Here's some sample code for the likelihood ratio tests. In this example (pretending rx
violates the proportional hazards assumption), we wouldn't choose the multiple models, because while they improve the log likelihood, it's not a statistically significant improvement in the fit (p=0.1575):
library(survival)
fit.strat <- coxph(Surv(futime, fustat) ~ age + strata(rx), data=ovarian)
fit.grp1 <- coxph(Surv(futime, fustat) ~ age, subset=(rx==1), data=ovarian)
fit.grp2 <- coxph(Surv(futime, fustat) ~ age, subset=(rx==2), data=ovarian)
LL.strat <- fit.strat$loglik[2]
LL.unstrat <- fit.grp1$loglik[2] + fit.grp2$loglik[2]
X2 <- -2*(LL.strat - LL.unstrat)
n_groups <- length( unique(ovarian$rx) )
n_params <- length( fit.strat$coef )
p_val <- 1 - pchisq(X2, df=(n_groups-1)*n_params)
Background math
Standard Cox proportional hazards model:
$$h(t|Z) = h_0 \exp(\beta_\text{age}Z_\text{age} + \beta_\text{rx}Z_\text{rx})$$
fit.unstrat <- coxph(Surv(futime, fustat) ~ age + rx, data=ovarian)
The quantity $h_0$ is called the baseline hazard. It corresponds with the baseline survival, which is the survival of the reference group whose covariates are all equal to 0.
For a Cox model, the baseline hazard is estimated from the data non-parametrically (without assuming any distribution).
The equation above implies:
(hazard for rx==2
group)/(hazard for rx==1
group) is a constant. In other words, group 2's hazard is always higher/lower than group 1's hazard by a constant factor.
The two rx
groups have the same baseline hazard and baseline survival.
Stratified Cox proportional hazards model (you're actually fitting two equations that share a single $\beta_\text{age}$):
$$h_\text{rx=2}(t|Z) = h_{0,\text{rx=2}} \exp(\beta_\text{age}Z_\text{age}) \\
h_\text{rx=1}(t|Z) = h_{0,\text{rx=1}} \exp(\beta_\text{age}Z_\text{age})$$
fit.strat <- coxph(Surv(futime, fustat) ~ age + strata(rx), data=ovarian)
These equations imply:
- The two rx groups have different baseline hazards / baseline survivals.
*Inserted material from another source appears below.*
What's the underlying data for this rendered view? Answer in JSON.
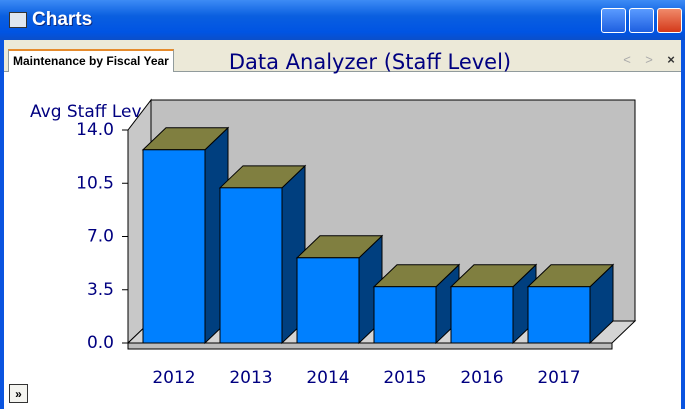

- The two rx groups share a single factor, $\exp(\beta_\text{age})$, by which the hazard is always higher/lower for a 1-unit increase in age. In other words, we're specifying that both
rx
groups have the same $\beta_\text{age}$.
Multiple models (this is just a term I'm making up):
$$h_\text{rx=2}(t|Z) = h_{0,\text{rx=2}} \exp(\beta_\text{age, rx=2}Z_\text{age}) \\
h_\text{rx=1}(t|Z) = h_{0,\text{rx=1}} \exp(\beta_\text{age, rx=1}Z_\text{age})$$
fit.grp1 <- coxph(Surv(futime, fustat) ~ age, subset=(rx==1), data=ovarian)
fit.grp2 <- coxph(Surv(futime, fustat) ~ age, subset=(rx==2), data=ovarian)
Short note about time-dependent covariates
In addition to fitting a stratified model, another typical way to remediate a violation of the proportional hazards assumption is to (1) convert the violating variable into a time-dependent variable, and then (2) fit a new Cox PH model and check if the time-dependent covariate satisfies the PH assumption. Time-dependent covariates are an entirely different topic, but they can get invoked for the same reason as a stratified Cox model. Picking between these two often depends on context. If you think the two rx groups truly have different baseline survivals, then a stratified model makes sense. If there's a time component to rx
(e.g., the data also contain a variable indicating how much time passed before they started treatment, or we think rx
might have a cumulative effect such that the treatment only provides a benefit after some amount of time has passed), then a time-dependent variable might make more sense.